"Don’t mess with Texas" won a national advertising slogan contest today, beating out 25 other slogans such as Nike’s "Just do it" and the Ad Council’s "Friends don’t let friends drive drunk."
As a Texan, I’ve always loved that slogan, especially in conjunction with the state’s official motto: "Friendship." Together, the two reflect the unique "Texas attitude": Come on down, sit a while, put your feet up and we’ll feed you, take you in, help you out anyway we can. But don’t go taking advantage of our good-natured generosity or you’ll wish you hadn’t.
That combination of opened-armed welcoming and stubborn stand-your-ground self-protectiveness has been demonstrated countless times: To the influx of northerners and west coasters who periodically move to our cities when their high jobless rates and taxes drive them out of their native lands — and then try to make us get rid of our guns, institute more welfare, and otherwise change our laws and our traditions to suit them. To the small percentage of the Katrina victims who, after we showed an outpouring of sympathy and money and aid and assistance, a year later threatened to increase violence in our cities if their governmental assistance was discontinued.
A transplanted Yankee friend of mine who still doesn’t quite "get" what we’re about recently complained that "all of the political campaigns around here claim to be running on Texas values, whatever that is."
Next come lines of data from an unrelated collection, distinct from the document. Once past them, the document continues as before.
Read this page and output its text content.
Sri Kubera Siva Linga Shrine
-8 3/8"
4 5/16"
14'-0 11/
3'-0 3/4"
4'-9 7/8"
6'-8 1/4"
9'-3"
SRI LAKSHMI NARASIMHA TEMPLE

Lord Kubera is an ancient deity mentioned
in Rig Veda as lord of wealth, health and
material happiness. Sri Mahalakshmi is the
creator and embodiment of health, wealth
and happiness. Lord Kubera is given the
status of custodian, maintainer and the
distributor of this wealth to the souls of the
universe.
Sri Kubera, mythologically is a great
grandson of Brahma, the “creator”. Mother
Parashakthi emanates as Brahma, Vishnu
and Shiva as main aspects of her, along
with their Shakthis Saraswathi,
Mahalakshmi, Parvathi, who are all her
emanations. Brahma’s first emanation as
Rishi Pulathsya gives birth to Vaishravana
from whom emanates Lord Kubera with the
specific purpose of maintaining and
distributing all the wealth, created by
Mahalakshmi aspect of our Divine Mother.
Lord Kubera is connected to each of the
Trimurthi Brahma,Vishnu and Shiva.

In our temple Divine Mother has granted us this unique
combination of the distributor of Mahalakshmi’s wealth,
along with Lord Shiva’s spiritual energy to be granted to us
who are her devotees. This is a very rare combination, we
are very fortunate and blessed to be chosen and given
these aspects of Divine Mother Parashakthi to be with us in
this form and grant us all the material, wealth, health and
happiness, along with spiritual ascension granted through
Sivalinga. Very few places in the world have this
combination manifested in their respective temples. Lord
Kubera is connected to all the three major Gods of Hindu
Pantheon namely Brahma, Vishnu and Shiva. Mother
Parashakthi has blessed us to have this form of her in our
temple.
My response: Native Texans, and those foreigners (transplanted Californians and Northeasterners) who have fully assimilated — like my husband, who through no fault of his own was born in Los Angeles but got here as soon as he could — know exactly what Texas values are.
But for those who don’t understand, Texas values are summed up pretty well by those two phrases, which on the surface may seem contradictory but actually work quite well together. We’re the friendship state. Don’t mess with us.
Because we will defend what’s ours. We’re one of the few states with laws that give us the right to use deadly force to protect not just our lives, but our property. We’re the ones who fought the battle of the Alamo, taking a stand against overwhelming odds, defiant to the end. We may not do things like everyone else, but we pretty much like things the way they are. Don’t mess with Texas values, and we’ll always be your friend.